India finds 31 guilty in deadly 2002 train burning

Ahmadabad, India - A court investigating one of India's worst outbursts of communal violence Tuesday found 31 Muslims guilty of setting fire to a train in which 60 Hindus were killed nine years ago.

The court also acquitted 63 people of participating in the 2002 attack on the train packed with Hindu pilgrims in the western Indian state of Gujarat that triggered deadly anti-Muslim riots in India.

About 1,000 people were killed when groups of Hindus rampaged through Muslim neighborhoods and towns in Gujarat from February to April 2002. Most of the dead were Muslims.

Soon after the verdict was announced Tuesday, special public prosecutor J.M. Panchal said he was satisfied with the court's decision.

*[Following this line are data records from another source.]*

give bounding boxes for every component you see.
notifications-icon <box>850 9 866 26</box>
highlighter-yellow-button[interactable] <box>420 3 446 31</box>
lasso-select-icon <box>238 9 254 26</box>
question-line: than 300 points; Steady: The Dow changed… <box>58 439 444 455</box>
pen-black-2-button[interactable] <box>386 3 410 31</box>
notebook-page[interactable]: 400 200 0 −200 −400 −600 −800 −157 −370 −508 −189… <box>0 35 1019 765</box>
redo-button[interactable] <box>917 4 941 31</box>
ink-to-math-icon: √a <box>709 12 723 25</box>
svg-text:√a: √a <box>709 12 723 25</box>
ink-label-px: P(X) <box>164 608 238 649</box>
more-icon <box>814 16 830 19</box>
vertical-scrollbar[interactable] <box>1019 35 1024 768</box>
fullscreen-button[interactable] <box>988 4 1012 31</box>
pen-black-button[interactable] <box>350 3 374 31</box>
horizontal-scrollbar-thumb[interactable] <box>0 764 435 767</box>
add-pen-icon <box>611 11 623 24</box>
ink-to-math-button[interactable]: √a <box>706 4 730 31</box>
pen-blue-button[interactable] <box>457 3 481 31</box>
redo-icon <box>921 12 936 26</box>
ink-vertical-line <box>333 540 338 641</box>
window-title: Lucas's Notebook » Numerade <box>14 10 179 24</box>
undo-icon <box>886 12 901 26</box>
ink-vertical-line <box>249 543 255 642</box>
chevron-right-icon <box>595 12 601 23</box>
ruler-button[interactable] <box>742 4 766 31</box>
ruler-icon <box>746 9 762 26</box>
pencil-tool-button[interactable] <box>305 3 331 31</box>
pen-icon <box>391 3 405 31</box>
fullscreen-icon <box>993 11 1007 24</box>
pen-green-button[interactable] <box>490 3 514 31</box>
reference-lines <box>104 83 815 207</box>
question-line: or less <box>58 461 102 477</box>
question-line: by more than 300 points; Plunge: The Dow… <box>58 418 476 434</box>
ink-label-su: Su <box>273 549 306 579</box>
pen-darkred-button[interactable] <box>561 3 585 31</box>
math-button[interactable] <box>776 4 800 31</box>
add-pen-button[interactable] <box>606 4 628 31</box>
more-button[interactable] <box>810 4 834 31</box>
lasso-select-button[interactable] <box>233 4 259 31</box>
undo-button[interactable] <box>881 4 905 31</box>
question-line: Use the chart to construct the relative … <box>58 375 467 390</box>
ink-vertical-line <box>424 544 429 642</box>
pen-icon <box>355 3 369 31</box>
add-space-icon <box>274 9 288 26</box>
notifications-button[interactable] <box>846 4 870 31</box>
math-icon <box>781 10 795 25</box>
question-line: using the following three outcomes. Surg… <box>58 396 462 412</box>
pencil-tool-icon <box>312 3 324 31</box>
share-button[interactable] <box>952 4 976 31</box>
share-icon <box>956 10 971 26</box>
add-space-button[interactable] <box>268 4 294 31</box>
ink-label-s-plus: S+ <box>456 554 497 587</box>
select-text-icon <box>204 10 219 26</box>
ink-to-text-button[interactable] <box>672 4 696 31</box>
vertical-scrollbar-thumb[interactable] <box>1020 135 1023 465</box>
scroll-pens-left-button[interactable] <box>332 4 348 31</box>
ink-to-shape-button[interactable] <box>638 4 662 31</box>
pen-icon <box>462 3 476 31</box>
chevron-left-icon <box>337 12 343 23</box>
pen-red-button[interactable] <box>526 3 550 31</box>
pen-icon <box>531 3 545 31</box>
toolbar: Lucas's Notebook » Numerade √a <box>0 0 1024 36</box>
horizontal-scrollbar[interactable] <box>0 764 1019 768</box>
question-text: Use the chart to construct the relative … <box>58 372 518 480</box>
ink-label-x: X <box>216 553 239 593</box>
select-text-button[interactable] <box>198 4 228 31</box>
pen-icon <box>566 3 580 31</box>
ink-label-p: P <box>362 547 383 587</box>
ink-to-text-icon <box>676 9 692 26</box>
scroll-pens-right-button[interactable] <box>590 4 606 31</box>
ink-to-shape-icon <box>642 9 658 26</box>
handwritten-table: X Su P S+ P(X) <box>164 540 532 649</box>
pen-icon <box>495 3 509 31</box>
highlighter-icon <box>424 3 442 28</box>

"This is a judicial pronouncement and it cannot be a subject of debate," Panchal told reporters.

The court, headed by Judge P.R. Patel, is scheduled to announce jail sentences on Friday.

The 31 men were convicted of being part of a criminal conspiracy that led to the deaths of 60 people when one of the coaches of the Sabarmati Express train was set on fire.

Police had arrested 107 people in the attack and the trial lasted nearly nine years, during which five of the accused died. Eight others have been granted bail while on trial by a juvenile court.

The religious violence was among India's worst since its independence from Britain in 1947. The state government, which has been controlled by the Hindu nationalist Bharatiya Janata Party, has been accused by the opposition and media of not doing enough to stop the violence and of even stoking it. Gujarat officials deny that.